When we think about what writing can be used for, it’s easy for us to list examples:
- Website copy
As humans, we wouldn’t expect someone who is great at journaling to be great at website copy. But when we think about AI writing tasks, we often blend all types of written output together.
The goal of utility writing is to communicate some information to a target audience. All resume writing is utility writing. Most website copy is utility writing. Some blogs are utility writing. No screenplay is utility writing.
- Utility writing has to be done by everyone
- People who are good at writing don’t always have the required information
- People who have the required information aren’t always good at writing
- Utility writing needs to be done quickly and at scale
Humans have improved technology to facilitate better, faster communication for thousands of years. As early as 4000 B.C., people looked for ways to scale their utility writing:
The Uruk archives may reflect a later period when writing “took off” as the need for more permanent accounting practices became evident with the rapid growth of large cities with mixed populations at the end of the fourth millennium B.C.
The advancements in abstraction to create letters over pictographs allowed more complex information to be communicated to more audiences.
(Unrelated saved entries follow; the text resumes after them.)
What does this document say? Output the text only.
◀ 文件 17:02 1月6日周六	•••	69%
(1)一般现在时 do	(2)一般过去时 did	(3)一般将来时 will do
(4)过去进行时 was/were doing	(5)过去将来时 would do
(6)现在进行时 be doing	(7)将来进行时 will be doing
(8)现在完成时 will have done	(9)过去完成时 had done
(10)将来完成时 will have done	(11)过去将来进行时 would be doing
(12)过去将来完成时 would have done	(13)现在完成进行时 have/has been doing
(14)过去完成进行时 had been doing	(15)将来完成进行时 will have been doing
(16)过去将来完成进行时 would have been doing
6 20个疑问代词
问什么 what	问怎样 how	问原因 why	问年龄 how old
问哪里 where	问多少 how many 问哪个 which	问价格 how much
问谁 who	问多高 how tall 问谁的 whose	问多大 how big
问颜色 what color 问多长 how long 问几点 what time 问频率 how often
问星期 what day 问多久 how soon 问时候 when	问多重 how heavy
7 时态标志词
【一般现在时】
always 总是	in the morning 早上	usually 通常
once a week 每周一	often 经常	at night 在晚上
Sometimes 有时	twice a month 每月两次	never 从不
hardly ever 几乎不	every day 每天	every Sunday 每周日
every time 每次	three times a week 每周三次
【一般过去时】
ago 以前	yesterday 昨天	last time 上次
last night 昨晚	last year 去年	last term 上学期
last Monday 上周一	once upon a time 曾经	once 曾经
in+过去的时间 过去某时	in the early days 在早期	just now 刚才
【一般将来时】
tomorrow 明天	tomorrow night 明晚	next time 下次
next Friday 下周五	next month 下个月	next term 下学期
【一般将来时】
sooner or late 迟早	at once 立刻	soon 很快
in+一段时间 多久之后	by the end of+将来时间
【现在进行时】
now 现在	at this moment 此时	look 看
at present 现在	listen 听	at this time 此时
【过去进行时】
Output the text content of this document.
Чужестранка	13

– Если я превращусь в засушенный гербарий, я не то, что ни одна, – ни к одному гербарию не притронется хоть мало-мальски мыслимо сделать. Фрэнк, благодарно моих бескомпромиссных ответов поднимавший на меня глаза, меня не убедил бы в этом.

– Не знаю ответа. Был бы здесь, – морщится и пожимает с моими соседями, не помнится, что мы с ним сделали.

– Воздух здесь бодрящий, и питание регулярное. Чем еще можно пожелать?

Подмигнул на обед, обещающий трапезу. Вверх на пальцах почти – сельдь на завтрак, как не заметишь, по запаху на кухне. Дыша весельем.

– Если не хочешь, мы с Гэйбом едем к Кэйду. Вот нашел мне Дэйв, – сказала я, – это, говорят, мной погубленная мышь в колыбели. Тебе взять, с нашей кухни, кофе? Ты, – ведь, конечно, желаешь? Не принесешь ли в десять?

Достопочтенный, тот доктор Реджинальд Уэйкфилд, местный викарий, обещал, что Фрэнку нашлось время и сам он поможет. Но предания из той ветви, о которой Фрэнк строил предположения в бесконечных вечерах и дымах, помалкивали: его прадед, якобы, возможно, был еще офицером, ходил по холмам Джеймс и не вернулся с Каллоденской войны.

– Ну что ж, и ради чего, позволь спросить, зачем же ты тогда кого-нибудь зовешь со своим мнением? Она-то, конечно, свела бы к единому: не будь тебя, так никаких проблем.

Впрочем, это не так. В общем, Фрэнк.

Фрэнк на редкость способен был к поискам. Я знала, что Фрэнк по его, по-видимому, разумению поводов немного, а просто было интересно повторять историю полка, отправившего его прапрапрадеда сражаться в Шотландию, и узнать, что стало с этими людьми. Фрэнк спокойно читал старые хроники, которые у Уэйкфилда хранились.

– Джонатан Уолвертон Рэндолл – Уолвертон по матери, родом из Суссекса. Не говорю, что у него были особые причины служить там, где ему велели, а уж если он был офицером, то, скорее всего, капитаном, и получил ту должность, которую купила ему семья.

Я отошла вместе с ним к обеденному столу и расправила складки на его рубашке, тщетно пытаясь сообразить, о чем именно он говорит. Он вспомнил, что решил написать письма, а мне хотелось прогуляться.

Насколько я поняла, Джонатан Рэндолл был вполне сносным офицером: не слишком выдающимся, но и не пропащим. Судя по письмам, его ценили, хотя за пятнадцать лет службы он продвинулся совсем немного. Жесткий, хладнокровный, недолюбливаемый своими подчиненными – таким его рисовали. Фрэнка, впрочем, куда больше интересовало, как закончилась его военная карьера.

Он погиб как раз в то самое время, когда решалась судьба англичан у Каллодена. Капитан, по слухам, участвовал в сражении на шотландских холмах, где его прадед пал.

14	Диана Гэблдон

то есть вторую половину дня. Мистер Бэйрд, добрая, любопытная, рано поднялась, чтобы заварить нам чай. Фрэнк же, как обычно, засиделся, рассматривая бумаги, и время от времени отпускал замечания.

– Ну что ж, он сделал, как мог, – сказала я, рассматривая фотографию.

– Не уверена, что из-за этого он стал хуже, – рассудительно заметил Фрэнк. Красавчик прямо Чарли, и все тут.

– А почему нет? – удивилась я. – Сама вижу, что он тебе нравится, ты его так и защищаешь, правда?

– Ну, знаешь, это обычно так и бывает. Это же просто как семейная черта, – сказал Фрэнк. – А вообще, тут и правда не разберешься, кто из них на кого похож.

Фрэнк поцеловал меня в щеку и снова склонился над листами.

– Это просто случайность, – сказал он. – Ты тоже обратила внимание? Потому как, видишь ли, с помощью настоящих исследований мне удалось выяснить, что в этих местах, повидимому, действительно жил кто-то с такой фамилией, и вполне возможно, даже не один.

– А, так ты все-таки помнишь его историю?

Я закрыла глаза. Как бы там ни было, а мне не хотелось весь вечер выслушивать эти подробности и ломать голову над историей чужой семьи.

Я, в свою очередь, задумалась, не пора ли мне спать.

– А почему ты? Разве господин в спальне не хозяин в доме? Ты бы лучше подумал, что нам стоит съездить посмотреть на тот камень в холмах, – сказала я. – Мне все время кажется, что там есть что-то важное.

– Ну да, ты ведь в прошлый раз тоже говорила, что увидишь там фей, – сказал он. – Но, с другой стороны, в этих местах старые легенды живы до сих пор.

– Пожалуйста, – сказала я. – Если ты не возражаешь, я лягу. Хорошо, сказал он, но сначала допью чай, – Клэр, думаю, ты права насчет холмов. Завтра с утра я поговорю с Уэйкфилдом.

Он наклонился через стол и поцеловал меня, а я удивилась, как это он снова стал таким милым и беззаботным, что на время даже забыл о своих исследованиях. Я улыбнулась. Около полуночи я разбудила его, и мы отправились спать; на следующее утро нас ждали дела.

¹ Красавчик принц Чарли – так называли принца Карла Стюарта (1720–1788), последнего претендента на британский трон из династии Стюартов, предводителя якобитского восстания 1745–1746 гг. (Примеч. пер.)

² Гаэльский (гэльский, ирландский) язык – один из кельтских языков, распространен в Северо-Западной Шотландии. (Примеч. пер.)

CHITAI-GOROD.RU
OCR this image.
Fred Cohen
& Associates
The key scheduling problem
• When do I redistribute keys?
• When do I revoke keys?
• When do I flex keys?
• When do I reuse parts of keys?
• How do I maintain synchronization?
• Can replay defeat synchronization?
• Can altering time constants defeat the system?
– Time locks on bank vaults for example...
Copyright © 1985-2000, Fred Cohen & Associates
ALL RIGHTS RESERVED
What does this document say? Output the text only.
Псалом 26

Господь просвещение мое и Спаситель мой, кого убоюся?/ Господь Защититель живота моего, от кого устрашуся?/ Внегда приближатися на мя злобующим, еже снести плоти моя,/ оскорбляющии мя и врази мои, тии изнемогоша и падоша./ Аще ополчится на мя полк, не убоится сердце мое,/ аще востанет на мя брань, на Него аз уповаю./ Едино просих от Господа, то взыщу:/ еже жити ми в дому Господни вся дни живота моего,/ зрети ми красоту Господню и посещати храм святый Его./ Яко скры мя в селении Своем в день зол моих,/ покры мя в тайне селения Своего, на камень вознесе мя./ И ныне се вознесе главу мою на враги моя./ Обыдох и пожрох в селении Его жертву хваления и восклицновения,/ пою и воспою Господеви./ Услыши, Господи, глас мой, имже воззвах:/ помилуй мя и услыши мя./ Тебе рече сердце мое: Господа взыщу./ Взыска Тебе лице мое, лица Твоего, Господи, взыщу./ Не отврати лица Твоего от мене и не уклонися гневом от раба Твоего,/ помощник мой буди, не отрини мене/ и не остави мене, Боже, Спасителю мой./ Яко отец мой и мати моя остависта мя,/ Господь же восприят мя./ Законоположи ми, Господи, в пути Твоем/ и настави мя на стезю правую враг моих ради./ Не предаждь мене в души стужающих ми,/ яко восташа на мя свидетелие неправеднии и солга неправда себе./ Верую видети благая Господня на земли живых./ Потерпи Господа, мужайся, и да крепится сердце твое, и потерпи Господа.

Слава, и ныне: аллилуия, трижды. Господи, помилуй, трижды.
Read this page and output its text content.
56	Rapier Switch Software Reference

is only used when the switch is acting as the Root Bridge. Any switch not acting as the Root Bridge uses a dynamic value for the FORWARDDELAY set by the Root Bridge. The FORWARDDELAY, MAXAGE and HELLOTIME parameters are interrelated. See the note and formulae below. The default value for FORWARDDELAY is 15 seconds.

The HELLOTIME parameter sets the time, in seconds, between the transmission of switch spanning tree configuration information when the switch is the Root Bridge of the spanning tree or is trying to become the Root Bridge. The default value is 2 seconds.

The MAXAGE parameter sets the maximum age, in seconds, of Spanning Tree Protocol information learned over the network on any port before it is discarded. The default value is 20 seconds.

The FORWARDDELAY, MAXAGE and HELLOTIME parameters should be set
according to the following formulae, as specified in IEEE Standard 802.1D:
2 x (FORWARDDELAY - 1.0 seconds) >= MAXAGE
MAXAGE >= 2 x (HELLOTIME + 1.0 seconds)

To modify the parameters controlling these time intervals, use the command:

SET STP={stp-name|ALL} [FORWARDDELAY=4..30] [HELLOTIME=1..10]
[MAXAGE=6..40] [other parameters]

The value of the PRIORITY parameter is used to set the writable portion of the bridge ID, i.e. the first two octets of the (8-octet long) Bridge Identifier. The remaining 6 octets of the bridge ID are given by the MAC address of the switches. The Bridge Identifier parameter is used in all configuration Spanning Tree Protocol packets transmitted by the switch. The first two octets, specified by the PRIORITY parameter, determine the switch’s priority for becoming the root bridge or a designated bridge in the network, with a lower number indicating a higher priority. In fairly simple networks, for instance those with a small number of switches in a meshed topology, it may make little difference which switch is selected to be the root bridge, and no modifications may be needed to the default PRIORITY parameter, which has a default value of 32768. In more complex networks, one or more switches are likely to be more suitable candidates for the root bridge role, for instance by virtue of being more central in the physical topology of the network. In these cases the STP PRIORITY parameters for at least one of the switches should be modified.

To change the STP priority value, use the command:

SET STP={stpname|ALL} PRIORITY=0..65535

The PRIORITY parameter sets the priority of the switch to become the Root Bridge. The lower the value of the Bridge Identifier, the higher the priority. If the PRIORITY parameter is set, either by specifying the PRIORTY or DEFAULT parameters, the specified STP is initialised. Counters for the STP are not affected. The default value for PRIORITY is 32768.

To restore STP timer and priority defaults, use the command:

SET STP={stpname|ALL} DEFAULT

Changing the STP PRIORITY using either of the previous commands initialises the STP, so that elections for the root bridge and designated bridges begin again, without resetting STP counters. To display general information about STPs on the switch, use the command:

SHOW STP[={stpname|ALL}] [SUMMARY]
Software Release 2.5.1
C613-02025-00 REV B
Paper and ink made it faster to write than carving clay tablets. The year 1440 saw another incredible leap forward with the printing press— suddenly writing could be created at scale.
AI is the aggregation of all of those leaps into one. It can make our utility writing better, faster for less cost.
Humans should do creative writing. At the moment I’m writing this, the Writer’s Guild of America is on their longest strike in history over wages. Studios are considering using AI to replace certain writers. This is the wrong use case for AI.
Writing might have been invented for accounting and city signs, but people have been using writing as a creative outlet for thousands of years. AI can be used for idea generation or as an editing assistant, but it should not replace creative writing.